Był obrazem nędzy i rozpaczy, schudł, smutne oczka, częsty płacz i ogólne wycieńczenie. Wszystko bym dał, żeby wziąć to na siebie, a on żeby nie cierpiał. Na szczęście kilka kroplówek i antybiotyk dożylnie przyniosły zamierzony skutek. Bałem się tylko, żeby bliźniaki tego nie "załapały" przy okazji, ale udało się je uchronić.
Po dokładnie tygodniu wyszliśmy ze szpitala. Byłem z nim tam nieustannie przez 7 dni i nocy, a sale były przepełnione chorymi dziećmi. My na pojedynczej sali byliśmy w trójkę: trójka dzieci i trójka dorosłych. Przez kolejny tydzień musieliśmy jeszcze codziennie rano i wieczorem jeździć z Franiem na zastrzyki do szpitala (15km w jedną stronę), ale dzielnie to zniósł. Wszystko się szczęśliwie zakończyło.
Teraz mamy wspaniałą gromadkę dzieci: Szymon 9 lat, Basia 6 lat, Franiu 18 miesięcy, Zosia i Stasiu 3 miesiące. Na szczęście mamy rodzinny samochód i nie musimy się martwić o to, że się nie zmieścimy w nim wszyscy.
Bliźniaki już zaczynają się do nas uśmiechać, Franiu rozrabia, Basia jest niezastąpioną "awaryjną" opiekunką bliźniąt, a Szymon ma za miesiąc I Komunię św. Za żadne skarby świata oboje z żoną nie oddalibyśmy żadnego z nich, a ich uśmiech, zadowolona mina czy ciągłe psoty (zwłaszcza Frania) są dla nas wynagrodzeniem za trud włożony w opiekę nad nimi.
Na szczęście zbliża się wiosna, robi się ciepło i dzieci mogą coraz więcej przebywać na świeżym powietrzu, wszyscy mamy dosyć tej długiej i męczącej zimowej aury. Teraz przed nami kolejne wyzwanie: musimy jakoś dostosować nasz dom do tak licznej rodziny. Mamy możliwość zabudowy poddasza, ale to wymaga sporych nakładów finansowych, ale pomału damy radę.
Najważniejsze dla nas jest oczywiście zdrowie i dobro naszych dzieci i żadne z nas nie zawahałoby się nawet przez ułamek sekundy ruszyć im z pomocą, nawet gdyby na drodze była ściana ognia.
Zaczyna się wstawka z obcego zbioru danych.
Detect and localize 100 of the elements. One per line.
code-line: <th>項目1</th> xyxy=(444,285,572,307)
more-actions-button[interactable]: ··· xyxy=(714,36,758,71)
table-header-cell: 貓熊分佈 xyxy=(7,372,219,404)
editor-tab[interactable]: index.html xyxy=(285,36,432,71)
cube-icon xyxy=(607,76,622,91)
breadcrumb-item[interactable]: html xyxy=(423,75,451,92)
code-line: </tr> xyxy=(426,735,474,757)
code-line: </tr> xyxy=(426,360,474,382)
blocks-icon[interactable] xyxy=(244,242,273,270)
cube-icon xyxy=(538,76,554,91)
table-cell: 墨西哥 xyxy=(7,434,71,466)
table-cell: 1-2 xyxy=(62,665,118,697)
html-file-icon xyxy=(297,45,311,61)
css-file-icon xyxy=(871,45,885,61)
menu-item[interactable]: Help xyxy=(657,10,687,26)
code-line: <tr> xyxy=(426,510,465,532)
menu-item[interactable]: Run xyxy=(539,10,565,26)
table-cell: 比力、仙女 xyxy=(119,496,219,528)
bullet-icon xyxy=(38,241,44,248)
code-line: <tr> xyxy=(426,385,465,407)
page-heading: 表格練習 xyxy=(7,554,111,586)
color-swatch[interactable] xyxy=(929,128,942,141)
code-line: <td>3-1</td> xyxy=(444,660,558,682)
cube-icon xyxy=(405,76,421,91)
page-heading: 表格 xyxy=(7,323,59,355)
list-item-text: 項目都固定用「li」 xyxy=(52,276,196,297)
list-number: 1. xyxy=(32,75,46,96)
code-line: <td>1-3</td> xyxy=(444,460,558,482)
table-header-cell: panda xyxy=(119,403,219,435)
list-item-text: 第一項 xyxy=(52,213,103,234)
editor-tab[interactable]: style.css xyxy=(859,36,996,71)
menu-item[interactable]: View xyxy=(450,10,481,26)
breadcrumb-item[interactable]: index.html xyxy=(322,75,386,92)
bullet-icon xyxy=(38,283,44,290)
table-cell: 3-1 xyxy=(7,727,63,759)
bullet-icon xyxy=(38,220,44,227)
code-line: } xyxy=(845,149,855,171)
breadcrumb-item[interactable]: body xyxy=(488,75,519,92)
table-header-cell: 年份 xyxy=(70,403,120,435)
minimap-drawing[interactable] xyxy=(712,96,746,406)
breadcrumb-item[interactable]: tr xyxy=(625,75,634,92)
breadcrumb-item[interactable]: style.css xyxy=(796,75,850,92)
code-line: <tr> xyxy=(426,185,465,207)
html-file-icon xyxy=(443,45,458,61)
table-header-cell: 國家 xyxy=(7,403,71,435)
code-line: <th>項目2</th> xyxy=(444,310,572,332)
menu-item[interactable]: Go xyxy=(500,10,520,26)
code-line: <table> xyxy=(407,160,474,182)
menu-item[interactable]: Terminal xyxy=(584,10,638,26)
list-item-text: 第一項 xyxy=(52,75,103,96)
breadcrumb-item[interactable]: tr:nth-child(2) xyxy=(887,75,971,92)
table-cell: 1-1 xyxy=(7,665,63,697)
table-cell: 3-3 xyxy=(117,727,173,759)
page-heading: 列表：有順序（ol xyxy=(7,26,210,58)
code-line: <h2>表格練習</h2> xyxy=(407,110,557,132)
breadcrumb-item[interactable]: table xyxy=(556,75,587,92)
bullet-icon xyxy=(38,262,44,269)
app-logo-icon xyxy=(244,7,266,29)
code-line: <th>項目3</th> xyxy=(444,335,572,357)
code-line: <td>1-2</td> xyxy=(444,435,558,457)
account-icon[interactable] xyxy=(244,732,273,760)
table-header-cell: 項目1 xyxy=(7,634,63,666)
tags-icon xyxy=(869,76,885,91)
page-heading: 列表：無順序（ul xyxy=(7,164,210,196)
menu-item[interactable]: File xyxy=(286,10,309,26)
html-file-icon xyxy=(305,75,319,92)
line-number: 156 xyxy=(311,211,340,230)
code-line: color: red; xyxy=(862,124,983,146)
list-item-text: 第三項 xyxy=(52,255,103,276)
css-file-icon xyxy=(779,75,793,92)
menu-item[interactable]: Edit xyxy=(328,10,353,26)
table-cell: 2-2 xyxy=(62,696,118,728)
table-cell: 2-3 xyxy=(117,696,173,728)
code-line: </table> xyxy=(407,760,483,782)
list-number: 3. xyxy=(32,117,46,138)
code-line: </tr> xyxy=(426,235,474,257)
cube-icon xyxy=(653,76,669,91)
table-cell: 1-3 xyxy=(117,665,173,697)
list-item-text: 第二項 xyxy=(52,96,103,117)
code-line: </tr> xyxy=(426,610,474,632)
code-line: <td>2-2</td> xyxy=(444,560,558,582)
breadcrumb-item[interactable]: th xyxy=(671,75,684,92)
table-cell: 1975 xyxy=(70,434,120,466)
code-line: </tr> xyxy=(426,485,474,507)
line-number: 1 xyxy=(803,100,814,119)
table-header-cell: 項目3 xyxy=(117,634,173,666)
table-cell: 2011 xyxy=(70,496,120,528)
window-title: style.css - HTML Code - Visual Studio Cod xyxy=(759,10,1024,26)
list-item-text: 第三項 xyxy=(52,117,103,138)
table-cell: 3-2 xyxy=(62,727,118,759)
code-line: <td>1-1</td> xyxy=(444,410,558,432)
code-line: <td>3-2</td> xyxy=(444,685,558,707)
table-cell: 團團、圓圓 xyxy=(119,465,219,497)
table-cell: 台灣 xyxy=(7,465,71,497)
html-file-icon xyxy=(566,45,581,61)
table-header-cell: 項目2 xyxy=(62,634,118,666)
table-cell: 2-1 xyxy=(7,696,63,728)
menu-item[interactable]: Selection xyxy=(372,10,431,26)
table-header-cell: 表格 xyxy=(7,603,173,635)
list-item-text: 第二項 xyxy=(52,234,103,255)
Czasem dają "w kość" , czasem my mamy dość, czasem chce się tylko siąść i płakać, ale jak już dotrzemy do wieczora, dzieci śpią, wyprasujemy wszystko, co zdążyliśmy wyprać za dnia i położymy się spać, to jest nadzieja, że rano będzie znowu lepiej, będziemy trochę wypoczęci po nocy i będziemy mieć więcej sił do przeżycia kolejnego dnia.
Dzieci są sensem naszego życia i spoiwem łączącym naszą rodzinę. Sam w to nie wierzyłem, dopóki nie wziąłem na ręce własnego dziecka. Teraz nie widzę świata poza nimi i nie wyobrażam sobie życia bez dzieci. Nie mogę się już doczekać wakacji i urlopu spędzonego z cała gromadką, całymi dniami na robieniu niczego.